《交涉人》第一章事件(三) 原文
尚也はビデオカメラの位置を確認してから、非常ベルの在りかを手で確かめた。ヘルメットを脱がないというだけで、その反応は過敏すぎるかもしれないが、他に根拠がなかったわけではない。男たちは店内に入ってから、一言も口を利いていなかったのだ。

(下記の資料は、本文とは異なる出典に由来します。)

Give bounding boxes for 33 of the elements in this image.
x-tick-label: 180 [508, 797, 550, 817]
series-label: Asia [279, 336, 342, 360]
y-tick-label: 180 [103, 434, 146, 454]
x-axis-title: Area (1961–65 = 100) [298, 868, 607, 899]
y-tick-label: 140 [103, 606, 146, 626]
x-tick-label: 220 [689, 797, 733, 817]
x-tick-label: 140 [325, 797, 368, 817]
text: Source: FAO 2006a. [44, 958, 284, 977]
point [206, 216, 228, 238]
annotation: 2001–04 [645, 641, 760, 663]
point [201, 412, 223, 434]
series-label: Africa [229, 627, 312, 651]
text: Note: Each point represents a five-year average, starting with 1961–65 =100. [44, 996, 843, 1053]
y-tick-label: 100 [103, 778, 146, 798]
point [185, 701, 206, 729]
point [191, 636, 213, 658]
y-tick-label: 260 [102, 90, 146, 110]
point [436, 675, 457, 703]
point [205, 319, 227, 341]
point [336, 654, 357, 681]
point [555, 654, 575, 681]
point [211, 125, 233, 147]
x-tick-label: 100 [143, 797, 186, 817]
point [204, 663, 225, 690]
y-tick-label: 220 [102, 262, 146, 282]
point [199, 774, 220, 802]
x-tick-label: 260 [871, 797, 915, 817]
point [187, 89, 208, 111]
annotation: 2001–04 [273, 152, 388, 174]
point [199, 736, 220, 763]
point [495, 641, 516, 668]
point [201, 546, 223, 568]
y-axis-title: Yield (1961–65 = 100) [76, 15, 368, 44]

三人の男たちがそれぞれにうなずいて、レジの前に集まった。革ジャンの男が三つのカゴをまとめて台に載せる。
尚也は頭をひとつ下げて、POSリーダーでバーコードを読み始めた。ポテトチップ、ガム、コンビーフの缶詰、チョコレート、菓子パン、サンドイッチ、おにぎり、アイスクリーム、ハム、タオル、割り箸、紙皿、キムチの漬物、ペットボトルの水が三本。
(そうだよなあ)
尚也は思った。単なる早とちりだったのかもしれない。カゴの中身はそれなりにまとまっている。今から三人の男の誰かの家で、夜通し酒でも飲むのだとしたら、おかしな買い物ではない。
(俺も気が弱いよな)
頬に笑みが浮かぶ。メットぐらいでびびっていたなんて。尚也はレジを打ち終えて、数字を声に出した。
「三千八百四十七円になります」
革ジャンがうなずいて、内ポケットからナイフを取り出した。ナイフ?
「金」
メットの奥でくぐもった声がした。案外、か細い声だった。
「はい?」
思わず聞き返した。ナイフがまっすぐ尚也に向けられている。
「金」
男が繰り返した。やっぱりそうなのか。そういうことなのか。こいつらは強盗で、この店を狙って、俺にナイフを突き付けて、もし言う通りにしなかったら俺に刺すということなのか。まさか、本当にこんなことが起きるなんて。
そこまで考えるのに一秒とかからなかった。一瞬辺りを見回したが、店内には誰もいなかった。誰も助けてはくれない。叫んだところで来てくれる人はいない。